Monday, March 3, 2014

LinkedIn hits a home run by granting publishing access to everyone

Two weeks ago, LinkedIn announced that it would open it's publishing platform for all its users. No longer shall it remain the exclusive territory for brilliant minds such as Richard Branson, Bill Gates, and Conan O'Brien to be able to push their musings to us via LinkedIn. Over the next weeks and months, all 270 million LinkedIn users will have that magic pencil icon available.

This guy writes for LinkedIn...and soon you can too.
I enjoyed reading the Influencer articles, but on the whole, they failed to connect. Richard Branson's ten island sustainability challenge was a great example. Sure, I understood what he was trying to communicate, but really? Not only is the post woefully short on details, but the thing reads like an advertisement. Does anyone else have the means to work with most of the Southeastern Caribbean countries? Oh, I know: I'll just buy ten private islands and do it that way.

Conan's satire was more useful to me than that billionaire bunk. 

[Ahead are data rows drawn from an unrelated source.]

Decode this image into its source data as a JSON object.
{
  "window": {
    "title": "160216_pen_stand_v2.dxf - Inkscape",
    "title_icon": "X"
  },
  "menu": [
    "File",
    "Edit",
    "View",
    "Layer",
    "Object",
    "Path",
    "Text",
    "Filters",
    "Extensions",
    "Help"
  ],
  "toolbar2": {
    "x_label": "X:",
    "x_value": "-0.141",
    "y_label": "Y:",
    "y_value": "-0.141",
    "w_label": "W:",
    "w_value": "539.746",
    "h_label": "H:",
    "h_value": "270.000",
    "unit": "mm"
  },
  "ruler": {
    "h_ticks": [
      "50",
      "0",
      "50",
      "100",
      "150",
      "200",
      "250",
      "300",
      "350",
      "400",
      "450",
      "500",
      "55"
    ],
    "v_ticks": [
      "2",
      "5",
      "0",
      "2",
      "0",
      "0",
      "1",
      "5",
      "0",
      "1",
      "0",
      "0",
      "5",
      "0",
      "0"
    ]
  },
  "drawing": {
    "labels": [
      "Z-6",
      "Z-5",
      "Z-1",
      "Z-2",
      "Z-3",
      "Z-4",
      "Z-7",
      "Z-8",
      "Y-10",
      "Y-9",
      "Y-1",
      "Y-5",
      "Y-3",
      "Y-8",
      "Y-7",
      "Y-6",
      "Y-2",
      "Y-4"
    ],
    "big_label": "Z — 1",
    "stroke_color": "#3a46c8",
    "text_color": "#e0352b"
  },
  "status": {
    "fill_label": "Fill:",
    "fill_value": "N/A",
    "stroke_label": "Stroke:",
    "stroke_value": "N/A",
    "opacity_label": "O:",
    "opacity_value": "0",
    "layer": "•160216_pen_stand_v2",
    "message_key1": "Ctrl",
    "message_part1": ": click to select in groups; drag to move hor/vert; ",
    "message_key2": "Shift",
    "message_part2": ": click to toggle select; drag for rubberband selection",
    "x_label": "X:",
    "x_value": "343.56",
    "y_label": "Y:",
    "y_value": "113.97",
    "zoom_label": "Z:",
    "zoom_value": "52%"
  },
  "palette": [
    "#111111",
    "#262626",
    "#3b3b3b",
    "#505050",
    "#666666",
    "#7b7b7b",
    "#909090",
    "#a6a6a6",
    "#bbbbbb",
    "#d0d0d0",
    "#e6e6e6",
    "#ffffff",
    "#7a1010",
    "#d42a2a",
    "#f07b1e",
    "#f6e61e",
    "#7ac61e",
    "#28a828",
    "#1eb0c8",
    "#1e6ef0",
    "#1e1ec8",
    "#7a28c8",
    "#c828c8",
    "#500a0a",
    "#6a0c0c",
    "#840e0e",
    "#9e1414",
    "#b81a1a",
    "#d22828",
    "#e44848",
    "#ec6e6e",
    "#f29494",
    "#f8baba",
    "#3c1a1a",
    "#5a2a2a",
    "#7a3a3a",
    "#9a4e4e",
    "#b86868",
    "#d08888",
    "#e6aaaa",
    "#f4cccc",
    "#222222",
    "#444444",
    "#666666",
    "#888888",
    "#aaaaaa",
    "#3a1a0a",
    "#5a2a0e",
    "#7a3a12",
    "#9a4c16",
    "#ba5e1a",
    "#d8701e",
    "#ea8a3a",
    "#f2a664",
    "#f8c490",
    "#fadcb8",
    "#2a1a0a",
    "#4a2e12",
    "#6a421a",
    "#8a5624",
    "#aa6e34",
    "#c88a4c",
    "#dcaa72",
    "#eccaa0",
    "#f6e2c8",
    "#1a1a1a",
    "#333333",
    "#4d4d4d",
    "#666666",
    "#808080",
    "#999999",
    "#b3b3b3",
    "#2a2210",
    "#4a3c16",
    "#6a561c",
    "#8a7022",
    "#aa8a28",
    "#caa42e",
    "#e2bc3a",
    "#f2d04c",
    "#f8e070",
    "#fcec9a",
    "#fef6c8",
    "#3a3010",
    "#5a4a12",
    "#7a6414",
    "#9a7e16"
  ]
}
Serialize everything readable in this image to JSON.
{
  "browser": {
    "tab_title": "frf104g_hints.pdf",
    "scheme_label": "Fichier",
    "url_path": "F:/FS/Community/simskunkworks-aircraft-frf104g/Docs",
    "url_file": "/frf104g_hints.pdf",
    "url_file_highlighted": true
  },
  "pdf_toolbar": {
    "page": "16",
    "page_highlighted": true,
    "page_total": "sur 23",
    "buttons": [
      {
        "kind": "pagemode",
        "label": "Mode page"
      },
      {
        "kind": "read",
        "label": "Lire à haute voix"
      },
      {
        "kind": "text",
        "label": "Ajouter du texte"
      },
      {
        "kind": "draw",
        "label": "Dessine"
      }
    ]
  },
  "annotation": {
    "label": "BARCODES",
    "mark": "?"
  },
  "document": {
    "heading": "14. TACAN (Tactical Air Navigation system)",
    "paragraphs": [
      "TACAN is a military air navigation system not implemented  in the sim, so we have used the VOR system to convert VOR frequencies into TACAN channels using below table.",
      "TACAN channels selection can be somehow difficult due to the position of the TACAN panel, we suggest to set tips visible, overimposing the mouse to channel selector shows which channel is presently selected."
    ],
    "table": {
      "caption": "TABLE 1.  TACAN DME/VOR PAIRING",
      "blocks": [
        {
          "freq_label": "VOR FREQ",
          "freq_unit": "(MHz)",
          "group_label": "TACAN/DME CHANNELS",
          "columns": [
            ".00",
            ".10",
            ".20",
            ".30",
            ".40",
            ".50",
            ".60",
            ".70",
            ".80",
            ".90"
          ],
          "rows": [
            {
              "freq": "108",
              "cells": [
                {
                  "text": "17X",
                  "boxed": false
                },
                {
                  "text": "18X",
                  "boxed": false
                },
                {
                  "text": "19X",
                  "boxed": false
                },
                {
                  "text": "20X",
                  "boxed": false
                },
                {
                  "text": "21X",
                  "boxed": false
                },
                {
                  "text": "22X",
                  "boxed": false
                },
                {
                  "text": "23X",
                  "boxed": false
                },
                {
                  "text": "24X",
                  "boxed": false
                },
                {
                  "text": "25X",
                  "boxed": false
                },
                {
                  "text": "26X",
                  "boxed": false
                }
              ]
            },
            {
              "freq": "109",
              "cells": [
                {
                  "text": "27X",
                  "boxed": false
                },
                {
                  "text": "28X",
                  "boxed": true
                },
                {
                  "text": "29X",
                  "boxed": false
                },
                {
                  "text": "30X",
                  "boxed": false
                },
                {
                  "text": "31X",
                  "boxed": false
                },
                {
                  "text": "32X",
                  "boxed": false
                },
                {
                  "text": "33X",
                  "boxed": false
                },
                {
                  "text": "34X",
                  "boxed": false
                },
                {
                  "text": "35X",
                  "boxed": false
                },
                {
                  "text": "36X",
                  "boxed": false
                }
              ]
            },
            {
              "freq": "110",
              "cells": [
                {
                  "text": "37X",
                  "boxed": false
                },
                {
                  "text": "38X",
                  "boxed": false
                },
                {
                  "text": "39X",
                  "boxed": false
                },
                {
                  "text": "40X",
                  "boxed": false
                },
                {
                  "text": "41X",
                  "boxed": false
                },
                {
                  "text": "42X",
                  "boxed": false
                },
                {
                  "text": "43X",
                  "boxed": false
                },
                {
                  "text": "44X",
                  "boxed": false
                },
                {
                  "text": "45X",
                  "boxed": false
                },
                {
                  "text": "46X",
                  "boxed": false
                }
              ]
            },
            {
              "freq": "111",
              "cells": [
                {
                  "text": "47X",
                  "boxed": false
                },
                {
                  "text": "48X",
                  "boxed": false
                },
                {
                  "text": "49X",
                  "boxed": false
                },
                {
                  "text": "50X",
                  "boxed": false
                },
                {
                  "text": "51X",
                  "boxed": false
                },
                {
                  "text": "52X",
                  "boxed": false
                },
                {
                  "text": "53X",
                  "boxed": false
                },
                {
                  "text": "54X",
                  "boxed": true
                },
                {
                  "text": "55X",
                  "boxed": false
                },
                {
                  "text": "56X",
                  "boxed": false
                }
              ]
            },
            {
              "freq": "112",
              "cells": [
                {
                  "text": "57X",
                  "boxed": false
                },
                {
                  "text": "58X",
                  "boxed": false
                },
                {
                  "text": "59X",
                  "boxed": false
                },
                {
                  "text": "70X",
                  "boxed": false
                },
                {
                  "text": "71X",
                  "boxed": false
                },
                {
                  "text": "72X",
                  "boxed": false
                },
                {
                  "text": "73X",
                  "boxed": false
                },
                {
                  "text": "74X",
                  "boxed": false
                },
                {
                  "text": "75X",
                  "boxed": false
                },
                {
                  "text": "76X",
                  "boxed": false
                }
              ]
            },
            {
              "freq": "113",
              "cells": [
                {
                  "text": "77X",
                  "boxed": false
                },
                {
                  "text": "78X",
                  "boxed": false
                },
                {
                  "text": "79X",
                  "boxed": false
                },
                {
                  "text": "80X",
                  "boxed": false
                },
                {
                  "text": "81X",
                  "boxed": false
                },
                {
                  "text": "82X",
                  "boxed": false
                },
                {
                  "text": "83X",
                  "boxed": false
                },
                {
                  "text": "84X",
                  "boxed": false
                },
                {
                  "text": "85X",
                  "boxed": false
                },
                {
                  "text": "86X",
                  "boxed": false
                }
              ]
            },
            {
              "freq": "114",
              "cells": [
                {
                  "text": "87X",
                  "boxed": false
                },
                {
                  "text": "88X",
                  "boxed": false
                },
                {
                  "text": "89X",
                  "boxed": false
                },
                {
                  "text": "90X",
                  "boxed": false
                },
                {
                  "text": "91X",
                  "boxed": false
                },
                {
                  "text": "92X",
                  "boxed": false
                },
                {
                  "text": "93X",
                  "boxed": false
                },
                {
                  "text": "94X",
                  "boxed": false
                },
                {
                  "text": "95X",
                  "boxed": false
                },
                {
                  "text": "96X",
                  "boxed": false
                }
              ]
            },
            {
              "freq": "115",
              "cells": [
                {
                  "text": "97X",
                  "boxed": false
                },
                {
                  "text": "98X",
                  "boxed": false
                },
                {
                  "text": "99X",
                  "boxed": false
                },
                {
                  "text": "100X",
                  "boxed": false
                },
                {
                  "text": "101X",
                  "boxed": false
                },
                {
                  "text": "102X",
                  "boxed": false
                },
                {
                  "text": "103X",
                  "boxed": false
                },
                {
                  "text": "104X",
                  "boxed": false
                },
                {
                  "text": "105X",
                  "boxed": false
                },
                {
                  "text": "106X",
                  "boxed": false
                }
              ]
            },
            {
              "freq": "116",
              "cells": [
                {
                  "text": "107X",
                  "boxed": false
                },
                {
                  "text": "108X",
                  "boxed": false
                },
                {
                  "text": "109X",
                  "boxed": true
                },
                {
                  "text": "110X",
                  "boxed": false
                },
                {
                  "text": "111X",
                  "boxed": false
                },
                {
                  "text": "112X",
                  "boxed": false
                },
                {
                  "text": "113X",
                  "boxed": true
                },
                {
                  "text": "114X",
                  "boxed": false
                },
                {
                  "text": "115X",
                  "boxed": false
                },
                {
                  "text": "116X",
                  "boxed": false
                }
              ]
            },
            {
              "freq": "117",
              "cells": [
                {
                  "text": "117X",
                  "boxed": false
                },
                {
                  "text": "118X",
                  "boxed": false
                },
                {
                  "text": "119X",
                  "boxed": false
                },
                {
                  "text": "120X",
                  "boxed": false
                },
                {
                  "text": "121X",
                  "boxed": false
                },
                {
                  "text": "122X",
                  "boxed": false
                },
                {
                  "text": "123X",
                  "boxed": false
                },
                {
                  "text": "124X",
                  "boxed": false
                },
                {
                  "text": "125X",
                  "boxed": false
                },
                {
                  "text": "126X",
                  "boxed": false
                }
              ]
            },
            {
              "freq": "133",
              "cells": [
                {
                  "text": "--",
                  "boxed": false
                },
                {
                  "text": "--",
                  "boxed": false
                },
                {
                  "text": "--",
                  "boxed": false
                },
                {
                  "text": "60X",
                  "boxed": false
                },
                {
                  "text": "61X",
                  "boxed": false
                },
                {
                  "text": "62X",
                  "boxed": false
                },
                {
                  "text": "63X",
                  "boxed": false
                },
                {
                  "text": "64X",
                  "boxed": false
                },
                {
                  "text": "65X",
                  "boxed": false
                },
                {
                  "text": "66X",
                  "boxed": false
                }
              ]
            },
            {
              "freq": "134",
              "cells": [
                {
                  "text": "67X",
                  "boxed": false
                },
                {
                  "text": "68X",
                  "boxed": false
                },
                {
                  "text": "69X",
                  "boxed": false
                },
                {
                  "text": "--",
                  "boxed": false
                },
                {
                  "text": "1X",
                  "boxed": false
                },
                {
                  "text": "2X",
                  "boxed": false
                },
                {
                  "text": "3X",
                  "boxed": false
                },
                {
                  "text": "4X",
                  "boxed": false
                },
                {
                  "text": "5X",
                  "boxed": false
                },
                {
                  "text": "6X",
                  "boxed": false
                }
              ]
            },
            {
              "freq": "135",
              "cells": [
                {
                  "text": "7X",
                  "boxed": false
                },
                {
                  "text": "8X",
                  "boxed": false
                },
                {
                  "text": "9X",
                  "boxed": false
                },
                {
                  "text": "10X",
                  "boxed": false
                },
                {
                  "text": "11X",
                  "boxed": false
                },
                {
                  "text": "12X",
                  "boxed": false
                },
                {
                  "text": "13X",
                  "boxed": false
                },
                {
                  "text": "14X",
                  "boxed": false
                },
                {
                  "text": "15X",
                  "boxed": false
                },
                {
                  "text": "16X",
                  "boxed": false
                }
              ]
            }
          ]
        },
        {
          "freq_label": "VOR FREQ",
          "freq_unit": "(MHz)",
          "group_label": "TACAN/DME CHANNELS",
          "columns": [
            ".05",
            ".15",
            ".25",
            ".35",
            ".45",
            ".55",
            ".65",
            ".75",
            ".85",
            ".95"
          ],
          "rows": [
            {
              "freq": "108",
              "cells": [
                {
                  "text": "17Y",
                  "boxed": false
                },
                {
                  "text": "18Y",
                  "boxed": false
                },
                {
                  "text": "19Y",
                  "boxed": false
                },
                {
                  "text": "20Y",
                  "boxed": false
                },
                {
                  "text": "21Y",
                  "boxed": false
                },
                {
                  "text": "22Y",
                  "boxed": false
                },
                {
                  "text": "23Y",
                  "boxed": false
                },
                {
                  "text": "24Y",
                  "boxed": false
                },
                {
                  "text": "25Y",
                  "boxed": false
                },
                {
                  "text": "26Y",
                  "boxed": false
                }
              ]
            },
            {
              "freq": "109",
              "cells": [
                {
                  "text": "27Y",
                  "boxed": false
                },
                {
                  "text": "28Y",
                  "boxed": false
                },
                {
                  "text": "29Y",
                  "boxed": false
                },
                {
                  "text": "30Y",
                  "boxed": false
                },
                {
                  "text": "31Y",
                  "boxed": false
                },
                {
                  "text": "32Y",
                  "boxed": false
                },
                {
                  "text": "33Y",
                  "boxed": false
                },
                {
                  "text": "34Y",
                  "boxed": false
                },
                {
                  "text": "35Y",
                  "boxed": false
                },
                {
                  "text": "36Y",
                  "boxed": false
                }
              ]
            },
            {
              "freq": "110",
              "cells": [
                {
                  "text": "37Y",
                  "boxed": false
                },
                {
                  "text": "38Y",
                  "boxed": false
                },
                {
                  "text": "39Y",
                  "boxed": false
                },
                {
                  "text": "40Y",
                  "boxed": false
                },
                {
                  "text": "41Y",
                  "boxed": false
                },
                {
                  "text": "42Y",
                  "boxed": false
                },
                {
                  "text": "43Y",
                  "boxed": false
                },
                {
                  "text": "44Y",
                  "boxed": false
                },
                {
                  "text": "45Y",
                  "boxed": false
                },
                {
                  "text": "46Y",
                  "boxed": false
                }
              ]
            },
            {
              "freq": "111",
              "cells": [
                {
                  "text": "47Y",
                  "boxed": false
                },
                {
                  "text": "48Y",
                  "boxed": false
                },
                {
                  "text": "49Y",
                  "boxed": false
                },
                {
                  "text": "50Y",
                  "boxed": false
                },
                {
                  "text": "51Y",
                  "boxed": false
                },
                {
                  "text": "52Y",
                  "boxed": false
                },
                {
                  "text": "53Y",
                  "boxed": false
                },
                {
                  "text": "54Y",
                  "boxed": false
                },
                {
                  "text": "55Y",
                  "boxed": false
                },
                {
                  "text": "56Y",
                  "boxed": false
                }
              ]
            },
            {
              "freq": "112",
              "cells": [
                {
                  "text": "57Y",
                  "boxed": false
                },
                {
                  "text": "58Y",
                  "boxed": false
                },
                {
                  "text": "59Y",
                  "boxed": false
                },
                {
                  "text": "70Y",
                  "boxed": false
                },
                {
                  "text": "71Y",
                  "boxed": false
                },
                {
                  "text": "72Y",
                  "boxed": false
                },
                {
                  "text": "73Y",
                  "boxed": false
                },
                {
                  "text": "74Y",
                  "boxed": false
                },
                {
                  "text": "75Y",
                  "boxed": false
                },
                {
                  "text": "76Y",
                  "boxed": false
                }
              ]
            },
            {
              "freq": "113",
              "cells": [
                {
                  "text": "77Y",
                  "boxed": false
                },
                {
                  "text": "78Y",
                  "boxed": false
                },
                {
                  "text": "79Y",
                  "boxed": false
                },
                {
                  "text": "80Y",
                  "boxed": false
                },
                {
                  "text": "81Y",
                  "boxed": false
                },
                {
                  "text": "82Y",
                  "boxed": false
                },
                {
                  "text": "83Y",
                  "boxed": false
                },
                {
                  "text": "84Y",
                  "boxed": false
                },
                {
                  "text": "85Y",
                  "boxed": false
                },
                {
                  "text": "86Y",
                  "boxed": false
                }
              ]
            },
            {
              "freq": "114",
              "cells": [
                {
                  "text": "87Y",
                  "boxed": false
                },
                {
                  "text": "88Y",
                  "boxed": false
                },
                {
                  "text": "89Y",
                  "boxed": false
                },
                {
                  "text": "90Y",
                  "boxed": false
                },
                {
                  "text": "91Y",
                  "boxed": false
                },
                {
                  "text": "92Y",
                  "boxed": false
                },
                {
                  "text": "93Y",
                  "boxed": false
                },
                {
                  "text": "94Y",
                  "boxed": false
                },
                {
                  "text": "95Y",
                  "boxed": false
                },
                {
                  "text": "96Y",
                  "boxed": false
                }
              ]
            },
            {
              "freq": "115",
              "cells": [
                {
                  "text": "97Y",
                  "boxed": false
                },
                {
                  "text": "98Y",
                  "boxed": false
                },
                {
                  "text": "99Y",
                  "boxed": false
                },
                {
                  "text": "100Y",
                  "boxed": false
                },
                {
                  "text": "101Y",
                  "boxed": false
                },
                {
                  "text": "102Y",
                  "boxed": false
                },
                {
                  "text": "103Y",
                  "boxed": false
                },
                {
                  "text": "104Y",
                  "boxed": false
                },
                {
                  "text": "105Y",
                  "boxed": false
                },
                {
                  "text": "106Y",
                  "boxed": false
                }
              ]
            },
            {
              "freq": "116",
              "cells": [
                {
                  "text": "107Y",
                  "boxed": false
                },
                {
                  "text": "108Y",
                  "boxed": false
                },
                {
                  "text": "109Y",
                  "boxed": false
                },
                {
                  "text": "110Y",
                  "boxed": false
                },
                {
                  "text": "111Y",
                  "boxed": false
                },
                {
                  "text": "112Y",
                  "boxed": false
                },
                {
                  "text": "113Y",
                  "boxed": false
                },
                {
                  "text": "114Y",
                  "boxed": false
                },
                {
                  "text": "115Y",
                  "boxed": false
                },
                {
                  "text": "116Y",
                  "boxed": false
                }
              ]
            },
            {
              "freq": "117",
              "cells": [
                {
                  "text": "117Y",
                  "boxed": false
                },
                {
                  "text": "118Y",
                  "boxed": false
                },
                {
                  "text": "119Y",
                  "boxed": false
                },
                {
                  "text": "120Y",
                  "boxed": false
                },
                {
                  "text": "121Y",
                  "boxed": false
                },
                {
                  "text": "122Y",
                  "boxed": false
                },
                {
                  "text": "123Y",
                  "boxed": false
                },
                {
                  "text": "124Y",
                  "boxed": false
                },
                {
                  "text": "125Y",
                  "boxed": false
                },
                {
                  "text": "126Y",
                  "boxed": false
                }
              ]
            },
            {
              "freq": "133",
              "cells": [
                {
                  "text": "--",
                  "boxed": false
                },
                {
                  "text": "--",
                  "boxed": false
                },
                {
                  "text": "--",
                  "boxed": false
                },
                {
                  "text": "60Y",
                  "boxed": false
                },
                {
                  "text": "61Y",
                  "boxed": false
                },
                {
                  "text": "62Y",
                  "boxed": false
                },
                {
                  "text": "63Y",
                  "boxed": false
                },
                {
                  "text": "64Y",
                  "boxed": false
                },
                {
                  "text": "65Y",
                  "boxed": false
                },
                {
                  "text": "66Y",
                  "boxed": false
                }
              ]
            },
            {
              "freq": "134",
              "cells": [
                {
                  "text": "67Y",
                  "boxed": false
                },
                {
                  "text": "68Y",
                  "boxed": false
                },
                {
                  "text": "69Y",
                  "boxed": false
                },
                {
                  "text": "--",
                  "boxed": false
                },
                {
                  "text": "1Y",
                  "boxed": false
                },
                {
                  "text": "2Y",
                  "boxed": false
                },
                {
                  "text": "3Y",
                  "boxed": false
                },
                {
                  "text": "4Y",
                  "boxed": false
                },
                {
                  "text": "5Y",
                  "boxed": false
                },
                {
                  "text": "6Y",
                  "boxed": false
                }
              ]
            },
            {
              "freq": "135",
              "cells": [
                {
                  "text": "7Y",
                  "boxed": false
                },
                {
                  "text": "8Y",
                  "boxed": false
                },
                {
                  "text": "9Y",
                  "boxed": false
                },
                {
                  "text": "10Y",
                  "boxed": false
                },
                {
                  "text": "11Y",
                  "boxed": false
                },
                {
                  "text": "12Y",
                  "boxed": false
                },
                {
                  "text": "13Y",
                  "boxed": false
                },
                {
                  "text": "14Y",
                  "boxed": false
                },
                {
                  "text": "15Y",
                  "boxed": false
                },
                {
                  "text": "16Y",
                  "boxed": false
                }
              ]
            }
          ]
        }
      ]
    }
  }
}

Now the filthy unwashed masses of LinkedIn have the ability to post. This is a masterful move on LinkedIn's part. It's brillant, and here's why:


Publishing completes the LinkedIn tool kit:
LinkedIn has already implemented, cloned, or copied the best parts of the existing major social media competitors. Your default home page works like a Facebook "wall" with activity updates from your groups and connections. You can push short mini-blog posts to your connections a la Twitter. Business pages and groups already have similar offerings to a Google+ account.

What was left? The blogosphere. Instead of having to cobble together a decently trafficked blog themselves, users can post to LinkedIn and immediately have an audience of their first and second level connection. This is incredibly valuable, and positions LinkedIn instantly ahead of other blogging platforms. (I should know: I'm trying to succeed there.)

LinkedIn gets quality content for free (eventually):
I mentioned the unwashed masses earlier. There are going to be a lot of nigh-unreadable rants and rambles. Half-baked ideas and thoughts will be everywhere. But luckily, from quantity comes quality. With enough contributions, I expect several decent authors to emerge, and pick up some traffic. If I wasn't intentionally flying under the radar so that I could say whatever I damn well please, I'd be writing there. Corporate and print publications such as Forbes et al. will eventually notice. LinkedIn won't have to shell out a dime for this content.

The cream rises to the top:
Like my previous point, the people with good ideas and the ability to communicate via writing will eventually earn a following. Maybe eventually is the wrong word: let's change that to 'quickly'. LinkedIn already provides ways for otherwise pigeonholed workers (those who lack the time, confidence, or opportunities to effectively network and showcase their talents) to get noticed by a friend of a friend of a friend. The ability to go a step further, and write about your successes and communicate your viewpoints will make the stronger candidates on LinkedIn even more valuable. Likewise, the poseurs who can't even talk the talk will conveniently self-select themselves out.

LinkedIn becomes a better resource for its users, and in turn, its users become more valuable:
Self-explanatory. After going public, this is the type of value-add that LinkedIn needed to offer the public to unlock the value in the platform for shareholders. I don't expect an immediate boost to the bottom line. Rather, I see this as one of the tactical steps in a holistic strategy that would lead to long-term value and profitability. But who knows: I'm not a financial analyst. I'm shooting from the hip.

What do you think about LinkedIn's recent move? I think it is a home run. Do you plan on publishing content? Why or why not?